Firebird Suite (1919)
Suite from “The Firebird”
Igor Stravinsky (1882–1971)
Duration: 23 minutes
A quick series of events led to the rapid rise of Igor Stravinsky from unknown composer to the enfant terrible of the musical world. In 1908, Stravinsky wrote a short piece (Fireworks) to celebrate the wedding of the daughter of his beloved teacher, Nicholas Rimsky-Korsakov. Just a few days after he completed the score, Rimsky-Korsakov passed away and Stravinsky lost an important advocate for his music. Then, a few months later, Stravinsky gained a new champion when the great ballet impresario Sergei Diaghilev heard a performance of Fireworks.
Because of that hearing, Diaghilev asked Stravinsky to arrange a few pieces by other composers (Chopin and Grieg) for the opening season of the Ballets Russes in Paris. The success of those pieces didn’t immediately help Stravinsky. Diaghilev and the choreographer Michel Fokine asked another Russian composer, Anatol Liadov, to write the music for a new ballet based on the story of The Firebird. Liadov was something of a procrastinator so, needing music soon, Diaghilev turned to the young Stravinsky. He started work on The Firebird in November 1909, and had the completed score ready for Diaghilev by April 1910. “Mark him well,” Diaghilev said to the prima ballerina during a rehearsal. “He is a man on the eve of celebrity.” Indeed he was. Between 1910 and 1913, Stravinsky wrote three ballets for the Ballet Russes: The Firebird, Petrouchka, and The Rite of Spring. The success of those ballets put Stravinsky at the head of the avant-garde, and forever changed “classical” music.

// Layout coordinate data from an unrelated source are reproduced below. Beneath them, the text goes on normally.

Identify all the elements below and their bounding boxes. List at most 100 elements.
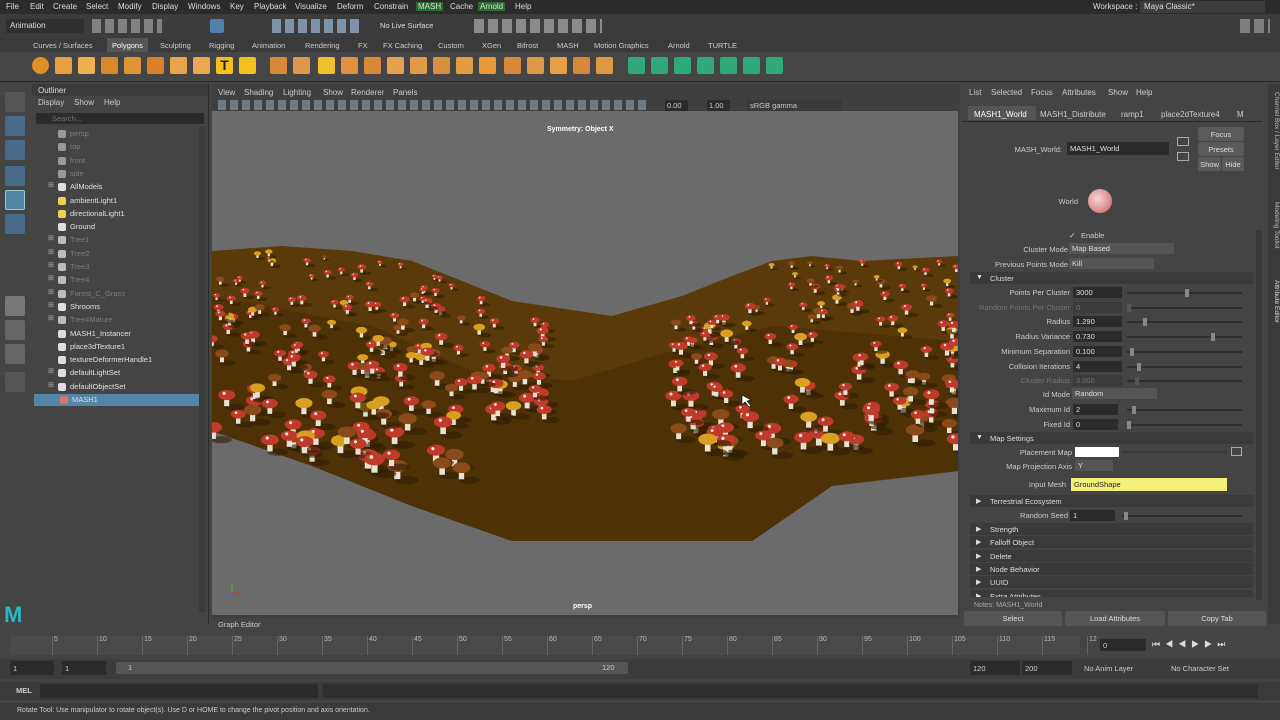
attr-menu-show[interactable]: Show <box>1108 88 1128 97</box>
attr-scrollbar[interactable] <box>1256 230 1262 600</box>
cluster-field-value[interactable]: 3000 <box>1073 287 1122 298</box>
extract-icon[interactable] <box>318 57 335 74</box>
poly-torus-icon[interactable] <box>147 57 164 74</box>
file-icons[interactable] <box>92 19 162 33</box>
cluster-field-value[interactable]: 0.730 <box>1073 331 1122 343</box>
enable-checkbox[interactable]: ✓ <box>1069 231 1076 240</box>
random-seed-field[interactable]: 1 <box>1070 510 1115 521</box>
select-tool-icon[interactable] <box>5 92 25 112</box>
cluster-field-slider[interactable] <box>1127 303 1242 312</box>
outliner-item[interactable]: side <box>32 168 198 180</box>
move-tool-icon[interactable] <box>5 166 25 186</box>
shelf-tab-mash[interactable]: MASH <box>557 41 579 50</box>
playback-end-field[interactable]: 120 <box>970 661 1020 675</box>
slider-knob[interactable] <box>1127 421 1131 429</box>
playback-controls[interactable]: ⏮◀◀▶▶⏭ <box>1152 639 1267 651</box>
menu-arnold[interactable]: Arnold <box>478 2 506 11</box>
side-tab-channel-box[interactable]: Channel Box / Layer Editor <box>1268 92 1280 170</box>
workspace-dropdown[interactable]: Maya Classic* <box>1140 1 1265 13</box>
menu-playback[interactable]: Playback <box>254 2 286 11</box>
shelf-tab-turtle[interactable]: TURTLE <box>708 41 737 50</box>
menu-set-dropdown[interactable]: Animation <box>6 19 84 33</box>
hide-button[interactable]: Hide <box>1222 157 1244 171</box>
id-mode-dropdown[interactable]: Random <box>1072 388 1157 399</box>
menu-key[interactable]: Key <box>230 2 244 11</box>
copy-node-icon[interactable] <box>1177 152 1189 161</box>
outliner-item[interactable]: persp <box>32 128 198 140</box>
outliner-item[interactable]: textureDeformerHandle1 <box>32 354 198 366</box>
cluster-field-value[interactable]: 0.100 <box>1073 345 1122 357</box>
placement-map-swatch[interactable] <box>1075 447 1119 457</box>
outliner-item[interactable]: ⊞ defaultLightSet <box>32 367 198 379</box>
start-time-field[interactable]: 1 <box>10 661 54 675</box>
menu-display[interactable]: Display <box>152 2 178 11</box>
poly-plane-icon[interactable] <box>124 57 141 74</box>
attr-menu-focus[interactable]: Focus <box>1031 88 1053 97</box>
outliner-menu-display[interactable]: Display <box>38 98 64 107</box>
panel-icons[interactable] <box>1240 19 1270 33</box>
focus-button[interactable]: Focus <box>1198 127 1244 141</box>
outliner-item[interactable]: Ground <box>32 221 198 233</box>
slider-knob[interactable] <box>1137 362 1141 371</box>
map-button-icon[interactable] <box>1231 447 1242 456</box>
expand-icon[interactable]: ⊞ <box>48 367 54 375</box>
expand-icon[interactable]: ⊞ <box>48 288 54 296</box>
side-tab-modeling-toolkit[interactable]: Modeling Toolkit <box>1268 202 1280 249</box>
mirror-icon[interactable] <box>364 57 381 74</box>
uv-unfold-icon[interactable] <box>766 57 783 74</box>
uv-cut-icon[interactable] <box>720 57 737 74</box>
live-surface-label[interactable]: No Live Surface <box>380 21 433 30</box>
target-weld-icon[interactable] <box>527 57 544 74</box>
input-mesh-field[interactable]: GroundShape <box>1071 478 1227 491</box>
outliner-item[interactable]: MASH1 <box>34 394 200 406</box>
random-seed-slider[interactable] <box>1122 512 1242 520</box>
tab-ramp1[interactable]: ramp1 <box>1121 110 1144 119</box>
shelf-tab-animation[interactable]: Animation <box>252 41 285 50</box>
show-button[interactable]: Show <box>1198 157 1221 171</box>
section-header[interactable]: ▶ Extra Attributes <box>970 589 1253 597</box>
poly-pipe-icon[interactable] <box>193 57 210 74</box>
copy-tab-button[interactable]: Copy Tab <box>1168 611 1266 626</box>
slider-knob[interactable] <box>1130 347 1134 356</box>
fixed-id-slider[interactable] <box>1127 421 1242 429</box>
menu-modify[interactable]: Modify <box>118 2 142 11</box>
section-header[interactable]: ▶ Node Behavior <box>970 562 1253 575</box>
expand-icon[interactable]: ⊞ <box>48 314 54 322</box>
outliner-item[interactable]: ⊞ Forest_C_Grass <box>32 288 198 300</box>
outliner-menu-help[interactable]: Help <box>104 98 120 107</box>
magnet-icon[interactable] <box>210 19 224 33</box>
bridge-icon[interactable] <box>433 57 450 74</box>
menu-windows[interactable]: Windows <box>188 2 220 11</box>
expand-icon[interactable]: ⊞ <box>48 248 54 256</box>
outliner-item[interactable]: ⊞ Tree3 <box>32 261 198 273</box>
viewport-3d-scene[interactable]: Symmetry: Object X persp <box>212 111 958 615</box>
colorspace-dropdown[interactable]: sRGB gamma <box>746 100 842 111</box>
map-projection-dropdown[interactable]: Y <box>1075 460 1113 471</box>
shelf-tab-bifrost[interactable]: Bifrost <box>517 41 538 50</box>
viewport-menu-renderer[interactable]: Renderer <box>351 88 384 97</box>
slider-knob[interactable] <box>1132 406 1136 414</box>
menu-edit[interactable]: Edit <box>30 2 44 11</box>
cluster-field-slider[interactable] <box>1127 377 1242 386</box>
outliner-item[interactable]: ⊞ AllModels <box>32 181 198 193</box>
character-set-dropdown[interactable]: No Character Set <box>1171 664 1229 673</box>
layout-two-icon[interactable] <box>5 344 25 364</box>
previous-points-dropdown[interactable]: Kill <box>1069 258 1154 269</box>
slider-knob[interactable] <box>1211 333 1215 342</box>
anim-layer-dropdown[interactable]: No Anim Layer <box>1084 664 1133 673</box>
outliner-item[interactable]: ⊞ Tree1 <box>32 234 198 246</box>
expand-icon[interactable]: ⊞ <box>48 274 54 282</box>
poly-cylinder-icon[interactable] <box>78 57 95 74</box>
scale-tool-icon[interactable] <box>5 214 25 234</box>
layout-four-icon[interactable] <box>5 320 25 340</box>
menu-file[interactable]: File <box>6 2 19 11</box>
focus-node-icon[interactable] <box>1177 137 1189 146</box>
menu-cache[interactable]: Cache <box>450 2 473 11</box>
range-bar[interactable]: 1 120 <box>116 662 628 674</box>
playback-start-field[interactable]: 1 <box>62 661 106 675</box>
separate-icon[interactable] <box>293 57 310 74</box>
outliner-item[interactable]: MASH1_Instancer <box>32 328 198 340</box>
uv-sew-icon[interactable] <box>743 57 760 74</box>
lasso-tool-icon[interactable] <box>5 116 25 136</box>
shelf-tab-rigging[interactable]: Rigging <box>209 41 234 50</box>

Stravinsky based The Firebird on a number of Russian folk tales. Prince Ivan catches a magic bird who, in exchange for her release, grants one of her feathers to him with the promise that she will come to Ivan’s aid if he ever needs it. Later, the Prince stumbles upon the ancient castle of the evil King Kastchei, who holds thirteen princesses captive. The prince falls in love with one of them, and then Kastchei captures him. Ivan remembers the magic feather and summons the Firebird. She arrives and causes all of the evil inhabitants of the castle to dance themselves to exhaustion. After lulling everyone to sleep, the Firebird leads Ivan to a huge egg that contains Kastchei’s evil soul. He smashes the egg, Kastchei dies, and the prince and princess marry.
Stravinsky produced three separate suites from the full-length ballet. The one from 1911 uses a huge orchestra. The one most frequently performed (and used tonight) comes from 1919. It uses a more standard-sized orchestra. In 1946, while living in America, Stravinsky extracted a third suite, again using a smaller orchestra, but including more selections from the ballet.
In the first movement of this suite, we hear the Prince as he is wandering around at night. A sudden shimmering announces the Firebird and the second movement: her solo dance. The third movement is the dance of the princesses outside of the castle. The fourth movement abruptly shatters the stillness of the princesses’ dance. It is the frenetic dance of King Kastchei and all of his entourage. The final movement is the Firebird’s song that lulls all of the enemies to sleep. It leads directly to the brilliant and majestic ending of the ballet. When the brilliant Russian pianist and composer Sergei Rachmaninoff heard The Firebird, his only comment was, “Lord, how much more than genius this is—it is real Russia!”